When it comes to job cuts in the banking sector, Goldman Sachs (GS) would probably be the last company many would suspect to be implementing layoffs. However, after eliminating 2,400 positions last year, the company is reportedly ready to cut more workers this year. In fact, reports are they may even be cutting more workers than they did last year.
In a pronounced attempt to cut costs after letting go 5% of its trading staff last March, the reason for the axe is actually much more technological in nature. Basically, the company no longer needs many of these workers. "In general the whole paradigm of the business is changing," said one source familiar with the matter. "As the business is consolidating and the volumes are going down and there's still this regulatory pressure, management is really looking at the new paradigm and seeing how many bodies are absolutely required for the business."
In summary, these cuts amount to nothing more than a changing of the business model in which technology wins, while the workers undoubtedly lose. Goldman Sachs isn't the first bank to take such a strategy. Morgan Stanley (MS) laid off 887 financial advisers last year, and more heading to the unemployment office is almost a sure thing. In November, Wells Fargo (WFC) announced plans to cut workers and eliminate more than $1.5 billion of quarterly operating expenses.

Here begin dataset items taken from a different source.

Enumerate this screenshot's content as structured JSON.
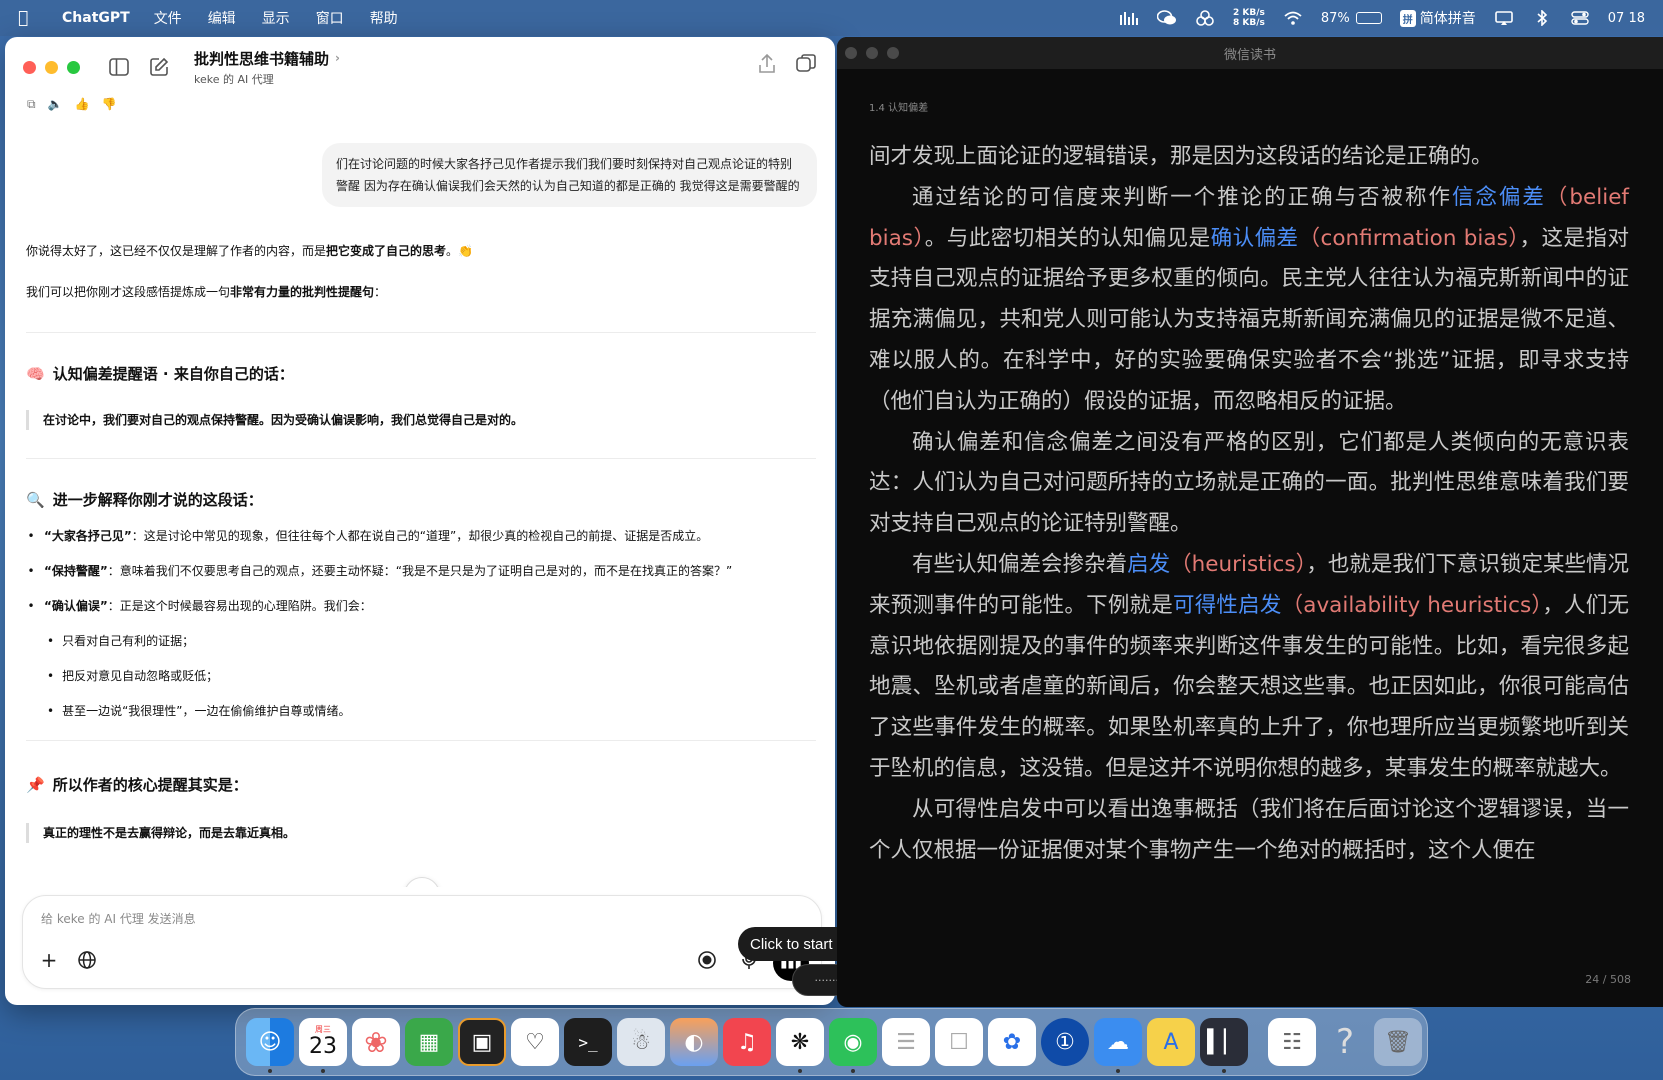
{
  "menubar": {
    "app_name": "ChatGPT",
    "menus": [
      "文件",
      "编辑",
      "显示",
      "窗口",
      "帮助"
    ],
    "net_up": "2 KB/s",
    "net_down": "8 KB/s",
    "battery": "87%",
    "battery_level": 0.87,
    "input_method": "简体拼音",
    "input_method_badge": "拼",
    "clock": "07 18"
  },
  "chat": {
    "title": "批判性思维书籍辅助",
    "subtitle": "keke 的 AI 代理",
    "user_message": "们在讨论问题的时候大家各抒己见作者提示我们我们要时刻保持对自己观点论证的特别警醒 因为存在确认偏误我们会天然的认为自己知道的都是正确的 我觉得这是需要警醒的",
    "reply_intro_1a": "你说得太好了，这已经不仅仅是理解了作者的内容，而是",
    "reply_intro_1b": "把它变成了自己的思考",
    "reply_intro_1c": "。👏",
    "reply_intro_2a": "我们可以把你刚才这段感悟提炼成一句",
    "reply_intro_2b": "非常有力量的批判性提醒句",
    "reply_intro_2c": "：",
    "section1_emoji": "🧠",
    "section1_title": "认知偏差提醒语 · 来自你自己的话：",
    "quote1": "在讨论中，我们要对自己的观点保持警醒。因为受确认偏误影响，我们总觉得自己是对的。",
    "section2_emoji": "🔍",
    "section2_title": "进一步解释你刚才说的这段话：",
    "bullets": [
      {
        "key": "“大家各抒己见”",
        "text": "：这是讨论中常见的现象，但往往每个人都在说自己的“道理”，却很少真的检视自己的前提、证据是否成立。"
      },
      {
        "key": "“保持警醒”",
        "text": "：意味着我们不仅要思考自己的观点，还要主动怀疑：“我是不是只是为了证明自己是对的，而不是在找真正的答案？”"
      },
      {
        "key": "“确认偏误”",
        "text": "：正是这个时候最容易出现的心理陷阱。我们会："
      }
    ],
    "sub_bullets": [
      "只看对自己有利的证据；",
      "把反对意见自动忽略或贬低；",
      "甚至一边说“我很理性”，一边在偷偷维护自尊或情绪。"
    ],
    "section3_emoji": "📌",
    "section3_title": "所以作者的核心提醒其实是：",
    "quote2": "真正的理性不是去赢得辩论，而是去靠近真相。",
    "composer_placeholder": "给 keke 的 AI 代理 发送消息",
    "tooltip": "Click to start dictating",
    "dictation_dots": "··········"
  },
  "reader": {
    "window_title": "微信读书",
    "chapter": "1.4 认知偏差",
    "page": "24 / 508",
    "p0": "间才发现上面论证的逻辑错误，那是因为这段话的结论是正确的。",
    "p1a": "通过结论的可信度来判断一个推论的正确与否被称作",
    "p1b": "信念偏差",
    "p1c": "（belief bias）",
    "p1d": "。与此密切相关的认知偏见是",
    "p1e": "确认偏差",
    "p1f": "（confirmation bias）",
    "p1g": "，这是指对支持自己观点的证据给予更多权重的倾向。民主党人往往认为福克斯新闻中的证据充满偏见，共和党人则可能认为支持福克斯新闻充满偏见的证据是微不足道、难以服人的。在科学中，好的实验要确保实验者不会“挑选”证据，即寻求支持（他们自认为正确的）假设的证据，而忽略相反的证据。",
    "p2": "确认偏差和信念偏差之间没有严格的区别，它们都是人类倾向的无意识表达：人们认为自己对问题所持的立场就是正确的一面。批判性思维意味着我们要对支持自己观点的论证特别警醒。",
    "p3a": "有些认知偏差会掺杂着",
    "p3b": "启发",
    "p3c": "（heuristics）",
    "p3d": "，也就是我们下意识锁定某些情况来预测事件的可能性。下例就是",
    "p3e": "可得性启发",
    "p3f": "（availability heuristics）",
    "p3g": "，人们无意识地依据刚提及的事件的频率来判断这件事发生的可能性。比如，看完很多起地震、坠机或者虐童的新闻后，你会整天想这些事。也正因如此，你很可能高估了这些事件发生的概率。如果坠机率真的上升了，你也理所应当更频繁地听到关于坠机的信息，这没错。但是这并不说明你想的越多，某事发生的概率就越大。",
    "p4": "从可得性启发中可以看出逸事概括（我们将在后面讨论这个逻辑谬误，当一个人仅根据一份证据便对某个事物产生一个绝对的概括时，这个人便在"
  },
  "dock": {
    "calendar_weekday": "周三",
    "calendar_day": "23",
    "apps": [
      "finder",
      "calendar",
      "photos",
      "messages-like",
      "jetbrains",
      "alpaca",
      "terminal",
      "keka",
      "arc",
      "music",
      "chatgpt",
      "wechat",
      "notes-blank",
      "notes-blank-2",
      "feishu",
      "1password",
      "tencent-meeting",
      "app-store",
      "istat",
      "preview",
      "help",
      "trash"
    ]
  }
}
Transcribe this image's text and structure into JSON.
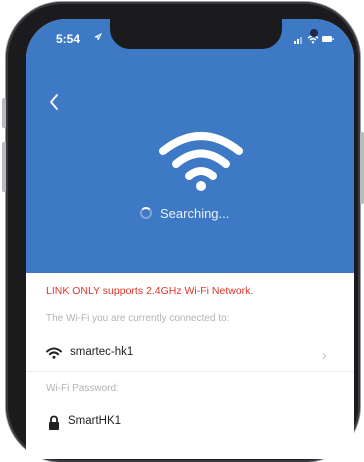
{
  "status_bar": {
    "time": "5:54"
  },
  "header": {
    "back_icon": "chevron-left-icon",
    "wifi_icon": "wifi-icon",
    "searching_text": "Searching..."
  },
  "colors": {
    "header_bg": "#3d79c4",
    "warning": "#e0352b"
  },
  "content": {
    "warning_text": "LINK ONLY supports 2.4GHz Wi-Fi Network.",
    "connected_label": "The Wi-Fi you are currently connected to:",
    "network_name": "smartec-hk1",
    "password_label": "Wi-Fi Password:",
    "password_value": "SmartHK1"
  }
}
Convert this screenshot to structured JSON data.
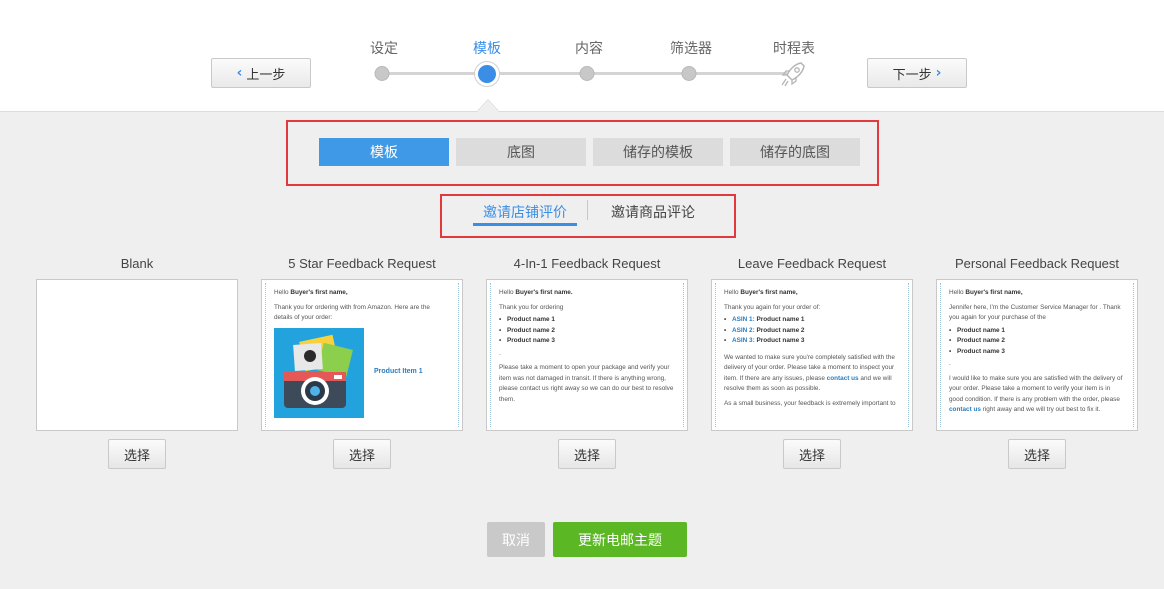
{
  "wizard": {
    "prev_label": "上一步",
    "next_label": "下一步",
    "steps": [
      {
        "label": "设定",
        "active": false
      },
      {
        "label": "模板",
        "active": true
      },
      {
        "label": "内容",
        "active": false
      },
      {
        "label": "筛选器",
        "active": false
      },
      {
        "label": "时程表",
        "active": false,
        "icon": "rocket-icon"
      }
    ]
  },
  "category_tabs": [
    {
      "label": "模板",
      "active": true
    },
    {
      "label": "底图",
      "active": false
    },
    {
      "label": "储存的模板",
      "active": false
    },
    {
      "label": "储存的底图",
      "active": false
    }
  ],
  "sub_tabs": [
    {
      "label": "邀请店铺评价",
      "active": true
    },
    {
      "label": "邀请商品评论",
      "active": false
    }
  ],
  "templates": [
    {
      "title": "Blank",
      "select_label": "选择"
    },
    {
      "title": "5 Star Feedback Request",
      "select_label": "选择",
      "preview": {
        "greeting_prefix": "Hello ",
        "greeting_name": "Buyer's first name,",
        "body": "Thank you for ordering with from Amazon. Here are the details of your order:",
        "product_link": "Product Item 1"
      }
    },
    {
      "title": "4-In-1 Feedback Request",
      "select_label": "选择",
      "preview": {
        "greeting_prefix": "Hello ",
        "greeting_name": "Buyer's first name.",
        "intro": "Thank you for ordering",
        "items": [
          "Product name 1",
          "Product name 2",
          "Product name 3"
        ],
        "dot": ".",
        "body": "Please take a moment to open your package and verify your item was not damaged in transit. If there is anything wrong, please contact us right away so we can do our best to resolve them."
      }
    },
    {
      "title": "Leave Feedback Request",
      "select_label": "选择",
      "preview": {
        "greeting_prefix": "Hello ",
        "greeting_name": "Buyer's first name,",
        "intro": "Thank you again for your order of:",
        "items": [
          {
            "asin": "ASIN 1:",
            "name": " Product name 1"
          },
          {
            "asin": "ASIN 2:",
            "name": " Product name 2"
          },
          {
            "asin": "ASIN 3:",
            "name": " Product name 3"
          }
        ],
        "body1": "We wanted to make sure you're completely satisfied with the delivery of your order. Please take a moment to inspect your item. If there are any issues, please ",
        "contact": "contact us",
        "body2": " and we will resolve them as soon as possible.",
        "body3": "As a small business, your feedback is extremely important to"
      }
    },
    {
      "title": "Personal Feedback Request",
      "select_label": "选择",
      "preview": {
        "greeting_prefix": "Hello ",
        "greeting_name": "Buyer's first name,",
        "intro": "Jennifer here, I'm the Customer Service Manager for . Thank you again for your purchase of the",
        "items": [
          "Product name 1",
          "Product name 2",
          "Product name 3"
        ],
        "dot": ".",
        "body1": "I would like to make sure you are satisfied with the delivery of your order. Please take a moment to verify your item is in good condition. If there is any problem with the order, please ",
        "contact": "contact us",
        "body2": " right away and we will try out best to fix it."
      }
    }
  ],
  "footer": {
    "cancel_label": "取消",
    "update_label": "更新电邮主题"
  },
  "colors": {
    "accent": "#3a8ee6",
    "success": "#5bb824",
    "highlight_box": "#e0393e"
  }
}
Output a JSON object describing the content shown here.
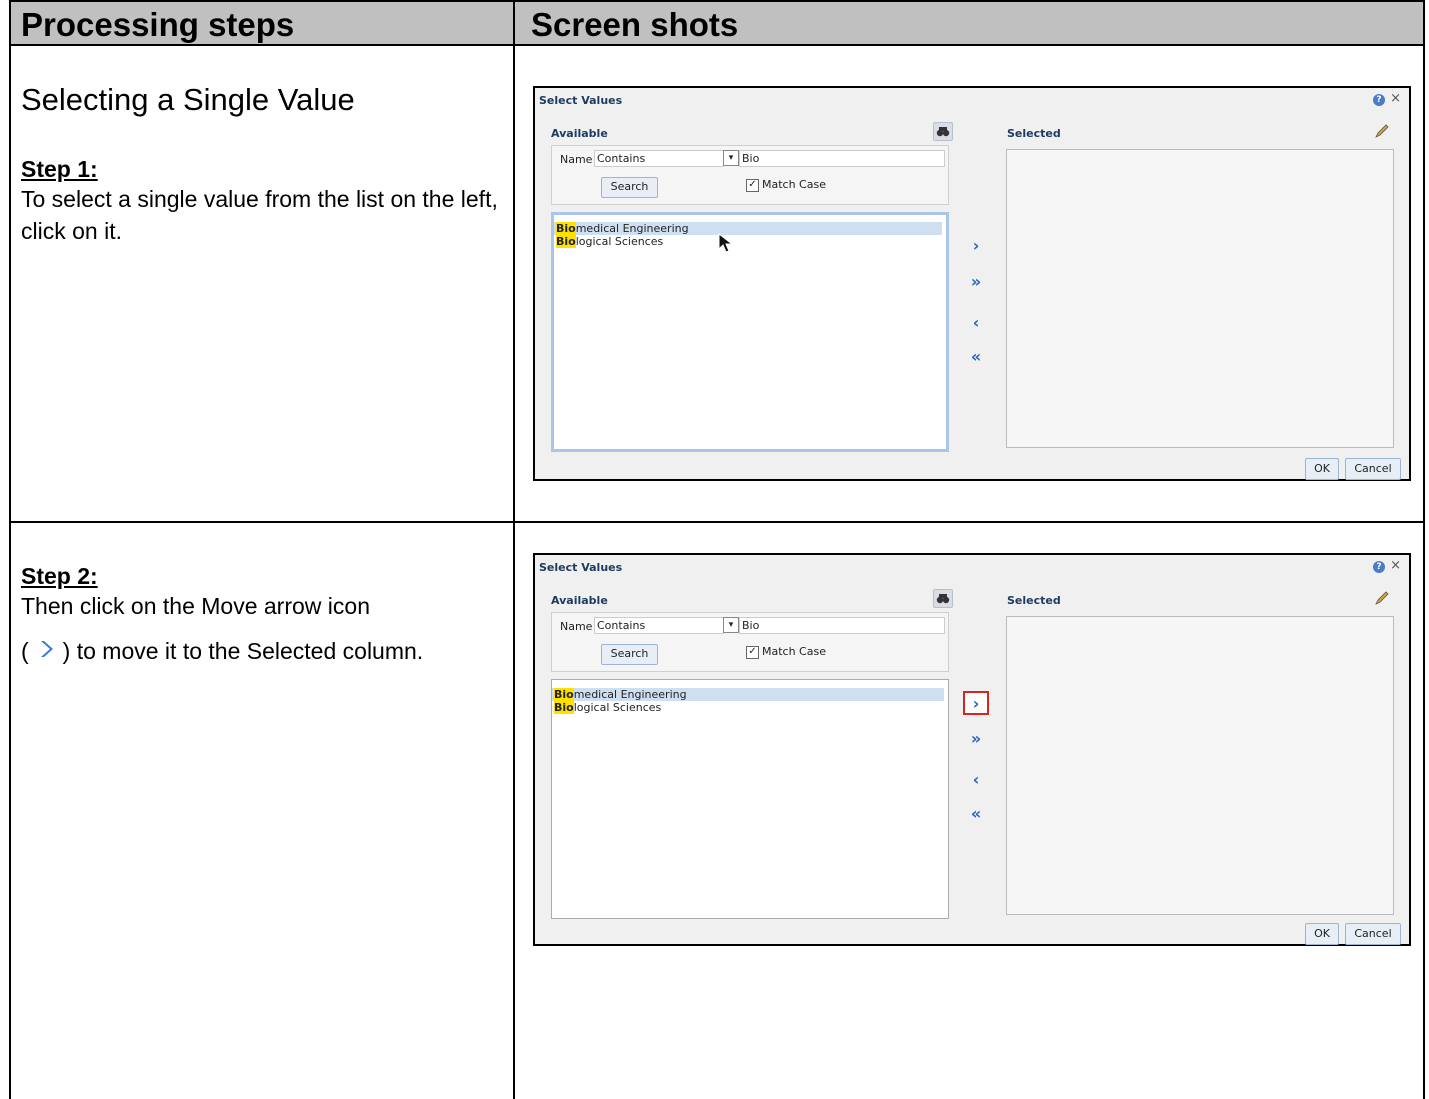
{
  "headers": {
    "col1": "Processing steps",
    "col2": "Screen shots"
  },
  "section_title": "Selecting a Single Value",
  "step1": {
    "label": "Step 1:",
    "text": "To select a single value from the list on the left, click on it."
  },
  "step2": {
    "label": "Step 2:",
    "text_before": "Then click on the Move arrow icon",
    "paren_open": "(",
    "text_after": ") to move it to the Selected column."
  },
  "dialog": {
    "title": "Select Values",
    "available_label": "Available",
    "selected_label": "Selected",
    "name_label": "Name",
    "match_value": "Contains",
    "search_term": "Bio",
    "search_button": "Search",
    "match_case_label": "Match Case",
    "match_case_checked": true,
    "items": [
      {
        "highlight": "Bio",
        "rest": "medical Engineering"
      },
      {
        "highlight": "Bio",
        "rest": "logical Sciences"
      }
    ],
    "ok_label": "OK",
    "cancel_label": "Cancel",
    "help_glyph": "?",
    "close_glyph": "×",
    "dropdown_glyph": "▾",
    "check_glyph": "✓",
    "move_glyphs": [
      "›",
      "»",
      "‹",
      "«"
    ]
  },
  "colors": {
    "header_bg": "#c0c0c0",
    "highlight": "#ffe100",
    "selection": "#cfdff2",
    "callout": "#d9261c",
    "arrow_blue": "#2b62c2"
  }
}
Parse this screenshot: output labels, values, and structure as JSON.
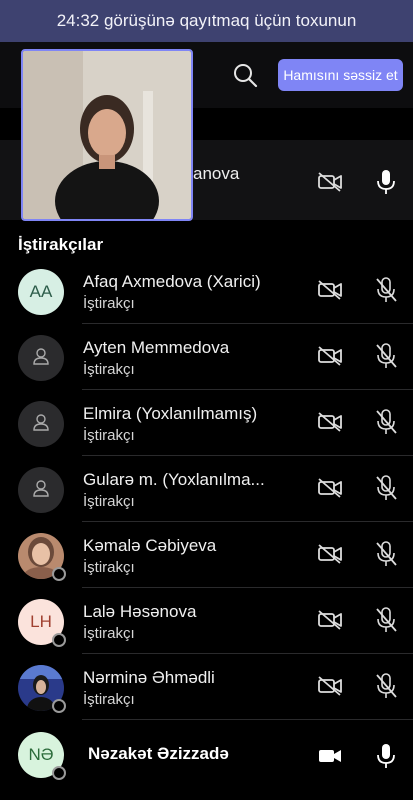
{
  "banner": {
    "text": "24:32 görüşünə qayıtmaq üçün toxunun"
  },
  "topbar": {
    "mute_all_label": "Hamısını səssiz et",
    "search_icon": "search-icon"
  },
  "presenter": {
    "name_fragment": "anova"
  },
  "participants_section": {
    "title": "İştirakçılar"
  },
  "participants": [
    {
      "name": "Afaq Axmedova (Xarici)",
      "role": "İştirakçı",
      "avatar_initials": "AA",
      "avatar_bg": "#d7efe4",
      "avatar_fg": "#2d5d4a",
      "avatar_type": "initials"
    },
    {
      "name": "Ayten Memmedova",
      "role": "İştirakçı",
      "avatar_type": "person"
    },
    {
      "name": "Elmira (Yoxlanılmamış)",
      "role": "İştirakçı",
      "avatar_type": "person"
    },
    {
      "name": "Gularə m. (Yoxlanılma...",
      "role": "İştirakçı",
      "avatar_type": "person"
    },
    {
      "name": "Kəmalə Cəbiyeva",
      "role": "İştirakçı",
      "avatar_type": "photo"
    },
    {
      "name": "Lalə Həsənova",
      "role": "İştirakçı",
      "avatar_initials": "LH",
      "avatar_bg": "#fbe3dc",
      "avatar_fg": "#a04030",
      "avatar_type": "initials"
    },
    {
      "name": "Nərminə Əhmədli",
      "role": "İştirakçı",
      "avatar_type": "photo2"
    }
  ],
  "last_participant": {
    "name": "Nəzakət Əzizzadə",
    "avatar_initials": "NƏ",
    "avatar_bg": "#d8f3dd",
    "avatar_fg": "#2b6b3a"
  },
  "colors": {
    "accent": "#7f85f5",
    "banner_bg": "#3e4270"
  }
}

Now some would argue these cuts will remain within the banking sector as the industry values cost-cutting and responsible spending now probably more than ever. However, banks aren't the only ones implementing such a strategy. They're merely reassuring other businesses such a strategy works.
Following an economic collapse many defined as the worst since The Great Depression, it has become relatively easy to layoff workers, while hiding behind the cost-cutting excuse. In fact many, including analysts, endorse such an approach. After all, companies find themselves at the point now where such cuts don't interfere with actual business itself. We live in a world in which there is always some way, some inexpensive way, to maneuver around the workforce instead of through it.
Maybe there was a solid reason for Goldman Sachs to cut more jobs. Maybe without these cuts the business model would have begun to struggle to the point even more cuts would have been necessary. However, a company posting solid earnings, along with a dividend to shareholders, shouldn't be that much in need of layoffs. Although the financial industry is far from sound, this by all accounts is not a repeat of 2008 where one wrong move could have left Goldman Sachs having to consider taking a government bailout.
Common sense would instead argue these cuts by Goldman Sachs occurred only because the financial giant could go through with them. It didn't need to cut, it wanted to cut. Sort of like the grocery stores that now allow customers to check themselves out without the cashier.
If there's a way to cut costs, these companies will. All the while concocting their own reasons for doing so.
Disclosure: I have no positions in any stocks mentioned, and no plans to initiate any positions within the next 72 hours.